Doctor of Business Administration (DBA)

Department

Management

First Advisor

Dr. J. Kirk Ring

Abstract

Prosocial entrepreneurship refers to simultaneously creating profitability and positive impact for others through entrepreneurial venturing. There are many uncertainties regarding how these firms approach financing and resource acquisition. This dissertation addresses mechanisms of financial resource acquisition through three different stages of prosocial venture formation: nascent, early, and growth stage. It is important to understand how these ventures raise capital and what challenges they face in doing so. In commercial capital markets, the key motivation is company profitability and earning an attractive return on investment.

Fewer financial institutions are willing to enter into financial obligations with prosocial entrepreneurial ventures because prosocial ventures often require long-term investment, which increases the opportunity cost of investors. Secondly, prosocial ventures possess added complexity due to their dual objective, which complicates the assessment of their performance and increases investment risk. Nascent firms often acquire a particular type of resource through accelerator programs that substantially aid and accelerate new venture development. A new accelerator called the social impact accelerator (SIA) selects startups that can generate financial returns and social impact. Little is known about how SIAs make admission decisions.

While the entrepreneurship literature has examined prosocial microlending through crowdfunding, little is known about equity crowdfunding for prosocial ventures.

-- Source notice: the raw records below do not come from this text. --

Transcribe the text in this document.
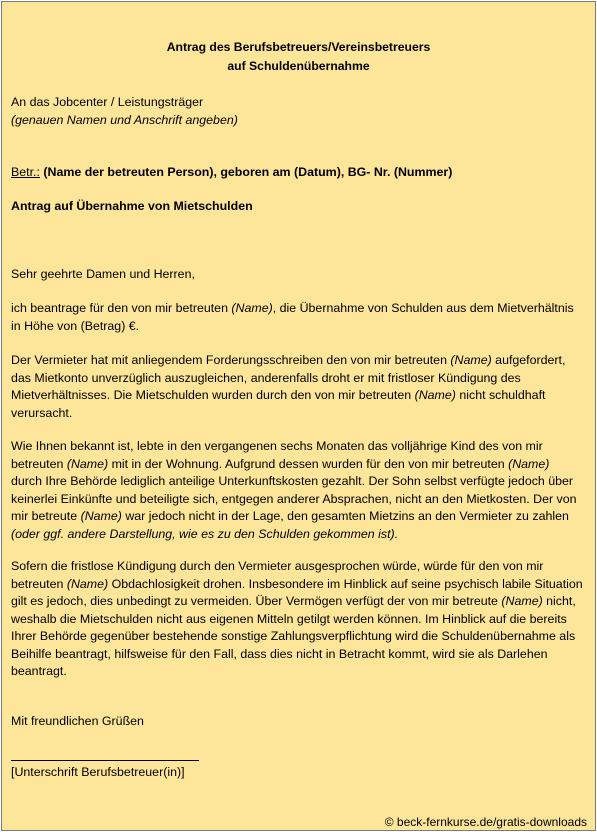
Antrag des Berufsbetreuers/Vereinsbetreuers
auf Schuldenübernahme
An das Jobcenter / Leistungsträger
(genauen Namen und Anschrift angeben)
Betr.: (Name der betreuten Person), geboren am (Datum), BG- Nr. (Nummer)
Antrag auf Übernahme von Mietschulden
Sehr geehrte Damen und Herren,
ich beantrage für den von mir betreuten (Name), die Übernahme von Schulden aus dem Mietverhältnis in Höhe von (Betrag) €.
Der Vermieter hat mit anliegendem Forderungsschreiben den von mir betreuten (Name) aufgefordert, das Mietkonto unverzüglich auszugleichen, anderenfalls droht er mit fristloser Kündigung des Mietverhältnisses. Die Mietschulden wurden durch den von mir betreuten (Name) nicht schuldhaft verursacht.
Wie Ihnen bekannt ist, lebte in den vergangenen sechs Monaten das volljährige Kind des von mir betreuten (Name) mit in der Wohnung. Aufgrund dessen wurden für den von mir betreuten (Name) durch Ihre Behörde lediglich anteilige Unterkunftskosten gezahlt. Der Sohn selbst verfügte jedoch über keinerlei Einkünfte und beteiligte sich, entgegen anderer Absprachen, nicht an den Mietkosten. Der von mir betreute (Name) war jedoch nicht in der Lage, den gesamten Mietzins an den Vermieter zu zahlen (oder ggf. andere Darstellung, wie es zu den Schulden gekommen ist).
Sofern die fristlose Kündigung durch den Vermieter ausgesprochen würde, würde für den von mir betreuten (Name) Obdachlosigkeit drohen. Insbesondere im Hinblick auf seine psychisch labile Situation gilt es jedoch, dies unbedingt zu vermeiden. Über Vermögen verfügt der von mir betreute (Name) nicht, weshalb die Mietschulden nicht aus eigenen Mitteln getilgt werden können. Im Hinblick auf die bereits Ihrer Behörde gegenüber bestehende sonstige Zahlungsverpflichtung wird die Schuldenübernahme als Beihilfe beantragt, hilfsweise für den Fall, dass dies nicht in Betracht kommt, wird sie als Darlehen beantragt.
Mit freundlichen Grüßen
[Unterschrift Berufsbetreuer(in)]
© beck-fernkurse.de/gratis-downloads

Essay 1 addresses this uncertainty by examining signal qualities of prosocial ventures that influence selection into SIAs. Next, early-stage ventures use crowdfunding to attract a diverse set of investors, some following traditional value-optimizing thinking by investing strategically on signals of quality, while others might be more ethically driven and follow altruistic motives.

Lastly, the scope of prosocial venturing encompasses corporate social responsibility (CSR), especially when CSR is seen as going beyond statutory compliance by aligning core business activities with corporate activity. Although CSR fits within the dialogue of prosocial venturing, its examination has been limited to large established firms while remaining underexplored in young entrepreneurial firms. Essay 2 addresses this gap by examining how early-stage prosocial entrepreneurs create favorable impressions to signal venture attractiveness through a linguistic representation of their prosocial objectives and investment potential. Understanding how prosocial ventures in the growth stage raise capital during an initial public offering (IPO) may offer insights into how traditional capital markets react to firms that pursue both social and economic aims.

Essay 3 addresses this gap by examining CSR within young entrepreneurial ventures and their ability to raise financial resources through initial public offerings (IPO).